曽祖父は、その生き物が何を伝えたいかをなんとなく理解していたという。祖父も父も、それを知りたがっていたが、誰にも言うことなく、曽祖父は逝った。大きな二つの空洞が訴えるものを、永遠に秘密にしながら。
私はどうしても、その生き物について詳しく知りたかった。皆が深い詮索を恐れているという状況が、よけいにその欲求を高めさせたのだ。
私は調べた。インターネットや図書館で、あらゆる目撃証言を集めまくった。何やら背中に、常に寒気のようなものを感じながら、絶え間なく調べた。テレビのニュースが、何やらあまり気分のよくないことを言っていたが、気にならなかった。
そしてわかった。その生き物が出現する条件というものが。
多くの命が流転し、ふるいにかけられ、死に落ちるときの前触れに、その『馬』は現れて、去っていく。

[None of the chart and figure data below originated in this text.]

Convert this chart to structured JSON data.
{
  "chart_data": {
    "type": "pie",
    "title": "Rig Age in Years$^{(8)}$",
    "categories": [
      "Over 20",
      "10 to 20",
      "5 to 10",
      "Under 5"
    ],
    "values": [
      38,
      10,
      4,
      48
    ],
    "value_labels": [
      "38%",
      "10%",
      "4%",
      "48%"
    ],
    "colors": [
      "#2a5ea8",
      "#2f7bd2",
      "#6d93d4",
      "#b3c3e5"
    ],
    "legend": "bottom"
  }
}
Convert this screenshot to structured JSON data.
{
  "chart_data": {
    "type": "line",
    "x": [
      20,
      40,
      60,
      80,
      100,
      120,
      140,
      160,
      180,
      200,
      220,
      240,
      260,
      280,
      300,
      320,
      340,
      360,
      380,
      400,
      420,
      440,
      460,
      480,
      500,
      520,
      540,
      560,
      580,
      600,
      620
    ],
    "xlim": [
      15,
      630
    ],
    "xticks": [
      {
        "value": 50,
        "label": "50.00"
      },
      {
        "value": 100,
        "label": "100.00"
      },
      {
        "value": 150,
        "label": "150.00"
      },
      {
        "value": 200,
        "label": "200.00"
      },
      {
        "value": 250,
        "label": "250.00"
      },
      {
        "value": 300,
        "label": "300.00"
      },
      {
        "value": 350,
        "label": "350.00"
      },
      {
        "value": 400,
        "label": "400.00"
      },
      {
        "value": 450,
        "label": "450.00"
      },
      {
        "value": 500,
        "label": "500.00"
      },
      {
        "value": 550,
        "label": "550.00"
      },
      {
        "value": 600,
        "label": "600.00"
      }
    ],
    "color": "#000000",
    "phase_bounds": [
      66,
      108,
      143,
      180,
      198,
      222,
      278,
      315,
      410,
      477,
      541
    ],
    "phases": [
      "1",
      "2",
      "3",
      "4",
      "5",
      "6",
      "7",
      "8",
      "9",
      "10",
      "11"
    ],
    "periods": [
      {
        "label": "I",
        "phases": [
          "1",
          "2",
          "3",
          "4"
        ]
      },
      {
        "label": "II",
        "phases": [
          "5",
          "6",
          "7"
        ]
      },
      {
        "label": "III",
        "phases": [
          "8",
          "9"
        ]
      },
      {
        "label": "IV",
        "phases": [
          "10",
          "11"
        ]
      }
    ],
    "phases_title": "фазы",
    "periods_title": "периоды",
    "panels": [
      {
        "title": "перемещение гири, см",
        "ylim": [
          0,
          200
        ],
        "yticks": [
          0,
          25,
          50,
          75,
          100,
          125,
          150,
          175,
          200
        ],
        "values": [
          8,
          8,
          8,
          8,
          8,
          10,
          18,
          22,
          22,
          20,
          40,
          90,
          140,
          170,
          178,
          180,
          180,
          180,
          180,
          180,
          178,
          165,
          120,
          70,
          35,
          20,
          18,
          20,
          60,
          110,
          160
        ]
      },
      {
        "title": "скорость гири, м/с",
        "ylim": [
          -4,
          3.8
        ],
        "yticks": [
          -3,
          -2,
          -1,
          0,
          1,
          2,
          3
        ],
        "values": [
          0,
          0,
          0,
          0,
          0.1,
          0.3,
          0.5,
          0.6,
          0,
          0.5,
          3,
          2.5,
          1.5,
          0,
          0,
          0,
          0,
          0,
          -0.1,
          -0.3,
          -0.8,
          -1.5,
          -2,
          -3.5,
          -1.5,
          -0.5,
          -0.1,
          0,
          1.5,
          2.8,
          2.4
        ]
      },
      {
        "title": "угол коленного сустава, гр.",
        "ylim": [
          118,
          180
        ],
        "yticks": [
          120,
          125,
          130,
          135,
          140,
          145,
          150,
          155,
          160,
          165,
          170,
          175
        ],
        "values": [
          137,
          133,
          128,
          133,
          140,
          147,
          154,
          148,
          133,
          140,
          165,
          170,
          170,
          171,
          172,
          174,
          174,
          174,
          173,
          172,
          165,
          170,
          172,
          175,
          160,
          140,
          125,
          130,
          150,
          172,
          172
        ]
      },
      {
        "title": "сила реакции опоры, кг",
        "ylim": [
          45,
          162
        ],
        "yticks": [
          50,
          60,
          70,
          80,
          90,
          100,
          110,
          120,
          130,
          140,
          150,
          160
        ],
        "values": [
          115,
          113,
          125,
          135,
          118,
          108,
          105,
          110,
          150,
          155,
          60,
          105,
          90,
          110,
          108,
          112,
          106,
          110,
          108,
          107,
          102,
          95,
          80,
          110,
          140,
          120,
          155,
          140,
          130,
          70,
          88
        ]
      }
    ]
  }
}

『馬』は人々の前にふっと現れ、大きな黒い虚空で何かを訴えながら、去っていくのだ。
なるほど、と私は思った。曽祖父の言っていたそいつは、人間の心が生んだのかもしれないな。
しかし。こうして調べてしまっても、何やら宇宙的なおそろしさは感じられたものの、何も起こらないではないか。先人たちは一体『馬』の正体を探ることの何を恐れていたのだろう。

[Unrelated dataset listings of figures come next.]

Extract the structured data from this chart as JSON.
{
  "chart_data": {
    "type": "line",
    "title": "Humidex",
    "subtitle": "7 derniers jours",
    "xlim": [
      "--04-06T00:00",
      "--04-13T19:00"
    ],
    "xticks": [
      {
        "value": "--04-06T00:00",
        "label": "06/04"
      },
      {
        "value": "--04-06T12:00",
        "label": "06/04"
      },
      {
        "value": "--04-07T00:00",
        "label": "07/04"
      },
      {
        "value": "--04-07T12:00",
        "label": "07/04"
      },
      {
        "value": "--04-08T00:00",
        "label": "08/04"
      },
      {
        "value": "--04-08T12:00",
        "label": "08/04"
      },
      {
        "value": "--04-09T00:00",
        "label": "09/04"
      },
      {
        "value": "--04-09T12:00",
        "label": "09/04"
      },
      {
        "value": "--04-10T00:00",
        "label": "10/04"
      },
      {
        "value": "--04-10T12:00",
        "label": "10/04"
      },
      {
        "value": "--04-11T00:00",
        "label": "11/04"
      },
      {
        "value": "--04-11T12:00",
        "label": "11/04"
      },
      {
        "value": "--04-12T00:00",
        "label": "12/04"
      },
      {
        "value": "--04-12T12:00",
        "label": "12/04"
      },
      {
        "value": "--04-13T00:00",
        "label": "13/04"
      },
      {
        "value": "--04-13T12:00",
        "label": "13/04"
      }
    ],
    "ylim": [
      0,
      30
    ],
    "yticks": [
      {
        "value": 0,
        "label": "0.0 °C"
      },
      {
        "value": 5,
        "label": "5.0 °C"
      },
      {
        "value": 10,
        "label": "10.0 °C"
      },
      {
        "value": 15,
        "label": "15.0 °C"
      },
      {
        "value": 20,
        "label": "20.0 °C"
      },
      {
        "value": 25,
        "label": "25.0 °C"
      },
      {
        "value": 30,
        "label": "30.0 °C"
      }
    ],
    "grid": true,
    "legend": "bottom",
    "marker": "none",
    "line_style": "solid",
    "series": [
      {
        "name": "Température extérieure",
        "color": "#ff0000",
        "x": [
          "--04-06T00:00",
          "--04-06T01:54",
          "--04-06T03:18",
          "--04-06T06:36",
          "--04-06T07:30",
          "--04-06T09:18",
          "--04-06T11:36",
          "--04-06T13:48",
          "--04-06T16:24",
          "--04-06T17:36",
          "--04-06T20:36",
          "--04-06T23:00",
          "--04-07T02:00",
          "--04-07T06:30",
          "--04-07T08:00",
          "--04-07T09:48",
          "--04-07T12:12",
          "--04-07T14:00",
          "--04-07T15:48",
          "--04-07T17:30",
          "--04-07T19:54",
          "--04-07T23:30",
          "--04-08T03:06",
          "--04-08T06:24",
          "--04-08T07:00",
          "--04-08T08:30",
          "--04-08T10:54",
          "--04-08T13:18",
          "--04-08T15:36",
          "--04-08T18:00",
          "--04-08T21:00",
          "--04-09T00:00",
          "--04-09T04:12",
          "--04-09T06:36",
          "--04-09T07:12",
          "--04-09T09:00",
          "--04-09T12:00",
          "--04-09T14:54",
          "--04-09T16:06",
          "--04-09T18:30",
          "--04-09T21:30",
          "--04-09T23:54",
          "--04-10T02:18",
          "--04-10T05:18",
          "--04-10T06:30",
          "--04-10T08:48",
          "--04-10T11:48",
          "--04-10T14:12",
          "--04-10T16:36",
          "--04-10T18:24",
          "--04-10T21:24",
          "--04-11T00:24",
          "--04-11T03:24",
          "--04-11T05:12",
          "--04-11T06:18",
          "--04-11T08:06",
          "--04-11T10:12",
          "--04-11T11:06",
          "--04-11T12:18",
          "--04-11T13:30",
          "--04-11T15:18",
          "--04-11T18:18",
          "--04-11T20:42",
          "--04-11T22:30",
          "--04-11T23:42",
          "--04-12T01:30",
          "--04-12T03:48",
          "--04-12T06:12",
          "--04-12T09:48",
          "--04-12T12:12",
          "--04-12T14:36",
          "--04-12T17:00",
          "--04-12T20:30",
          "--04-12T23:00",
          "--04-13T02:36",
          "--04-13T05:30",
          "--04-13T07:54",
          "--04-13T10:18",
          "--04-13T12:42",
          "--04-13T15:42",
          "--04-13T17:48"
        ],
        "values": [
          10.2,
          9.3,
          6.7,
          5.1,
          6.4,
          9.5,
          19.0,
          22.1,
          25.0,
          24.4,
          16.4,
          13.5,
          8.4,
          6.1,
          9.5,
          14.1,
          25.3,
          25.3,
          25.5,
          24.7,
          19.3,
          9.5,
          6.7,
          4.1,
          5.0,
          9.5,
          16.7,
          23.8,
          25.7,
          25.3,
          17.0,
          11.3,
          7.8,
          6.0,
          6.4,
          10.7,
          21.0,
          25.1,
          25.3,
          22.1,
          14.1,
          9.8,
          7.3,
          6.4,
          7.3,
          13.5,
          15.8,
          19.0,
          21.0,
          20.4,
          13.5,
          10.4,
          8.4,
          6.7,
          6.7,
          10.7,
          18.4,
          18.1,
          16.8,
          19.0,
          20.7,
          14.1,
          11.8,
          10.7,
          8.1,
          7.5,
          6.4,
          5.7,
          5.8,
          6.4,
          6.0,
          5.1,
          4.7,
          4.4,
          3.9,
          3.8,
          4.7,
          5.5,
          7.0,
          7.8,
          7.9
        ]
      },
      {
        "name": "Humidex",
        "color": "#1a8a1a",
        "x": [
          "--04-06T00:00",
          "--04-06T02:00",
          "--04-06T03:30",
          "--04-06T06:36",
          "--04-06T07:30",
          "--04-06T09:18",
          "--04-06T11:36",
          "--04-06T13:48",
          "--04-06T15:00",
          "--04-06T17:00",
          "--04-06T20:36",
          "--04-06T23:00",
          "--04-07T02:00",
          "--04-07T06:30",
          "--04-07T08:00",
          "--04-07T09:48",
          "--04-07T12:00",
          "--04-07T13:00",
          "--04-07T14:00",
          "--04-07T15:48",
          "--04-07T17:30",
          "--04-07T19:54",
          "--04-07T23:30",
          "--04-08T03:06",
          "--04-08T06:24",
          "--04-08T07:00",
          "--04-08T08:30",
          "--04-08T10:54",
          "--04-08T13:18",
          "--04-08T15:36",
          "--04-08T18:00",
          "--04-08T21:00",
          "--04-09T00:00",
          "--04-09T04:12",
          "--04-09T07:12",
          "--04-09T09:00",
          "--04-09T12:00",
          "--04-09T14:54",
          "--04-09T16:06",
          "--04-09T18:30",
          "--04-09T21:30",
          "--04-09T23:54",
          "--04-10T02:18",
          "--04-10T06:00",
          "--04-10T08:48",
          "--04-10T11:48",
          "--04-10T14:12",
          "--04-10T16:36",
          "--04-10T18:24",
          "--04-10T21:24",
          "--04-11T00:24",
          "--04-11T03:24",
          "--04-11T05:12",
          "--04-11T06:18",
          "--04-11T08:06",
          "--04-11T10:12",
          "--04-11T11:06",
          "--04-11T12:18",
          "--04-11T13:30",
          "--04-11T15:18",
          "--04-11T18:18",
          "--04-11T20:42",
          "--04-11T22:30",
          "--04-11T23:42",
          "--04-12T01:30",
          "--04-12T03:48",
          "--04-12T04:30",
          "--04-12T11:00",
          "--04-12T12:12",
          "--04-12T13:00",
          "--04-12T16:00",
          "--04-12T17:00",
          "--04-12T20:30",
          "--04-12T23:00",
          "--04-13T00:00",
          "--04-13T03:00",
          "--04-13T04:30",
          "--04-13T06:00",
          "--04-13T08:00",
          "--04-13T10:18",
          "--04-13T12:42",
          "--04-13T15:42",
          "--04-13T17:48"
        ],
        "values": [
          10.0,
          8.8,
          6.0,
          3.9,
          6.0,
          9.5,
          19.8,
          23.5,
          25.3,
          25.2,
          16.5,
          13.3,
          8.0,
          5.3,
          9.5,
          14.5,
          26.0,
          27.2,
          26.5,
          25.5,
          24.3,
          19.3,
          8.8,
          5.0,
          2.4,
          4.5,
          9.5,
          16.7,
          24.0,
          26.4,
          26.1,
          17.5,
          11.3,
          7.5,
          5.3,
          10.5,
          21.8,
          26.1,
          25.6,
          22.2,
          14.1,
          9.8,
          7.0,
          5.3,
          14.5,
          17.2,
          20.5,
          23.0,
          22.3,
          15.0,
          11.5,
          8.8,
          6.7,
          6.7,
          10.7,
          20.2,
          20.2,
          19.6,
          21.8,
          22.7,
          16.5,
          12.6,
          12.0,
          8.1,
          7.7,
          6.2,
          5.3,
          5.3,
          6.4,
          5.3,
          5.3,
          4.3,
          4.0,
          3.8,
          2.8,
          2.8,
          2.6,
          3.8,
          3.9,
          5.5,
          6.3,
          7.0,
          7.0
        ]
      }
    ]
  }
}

まぁいい、こうして調べて出た結果に基づくなら、私の前にあれが姿を現すことは無いだろう。だから、安心して――
しかし。
ある暑い夏の昼だった。
部屋の電気が消えた。
何事かと思った。
窓から庭を見ると。
あの生き物が居た。
まっすぐに、黒い二つの空洞が私を射抜いている。
微塵も動かないでいる。
周囲の音がすべて消える。風も消える。
私は動けなくなった。そいつから視線を外すことも出来なかった。
何も動かない。ただただ、その白っぽい茫漠とした生き物は、じっと私を見ている。
自分の後ろで、テレビが点く音がした。
ニュース番組だ。それは、ある始まりを告げていた。
いや、そんな、まさか。『不自然』だ、あの情勢がそんな悪化の仕方をするなんて。
はっ、として、私は馬をさらに注視した。後ろで深刻な声をしたアナウンサーが、次々と飛び込んでくる速報を読み上げている。
私は全てを理解した。
そうか、そういうことか。
『馬』が疾走を始めて私の前から姿を消したとき、海の向こうから、世界の終りがやってくる。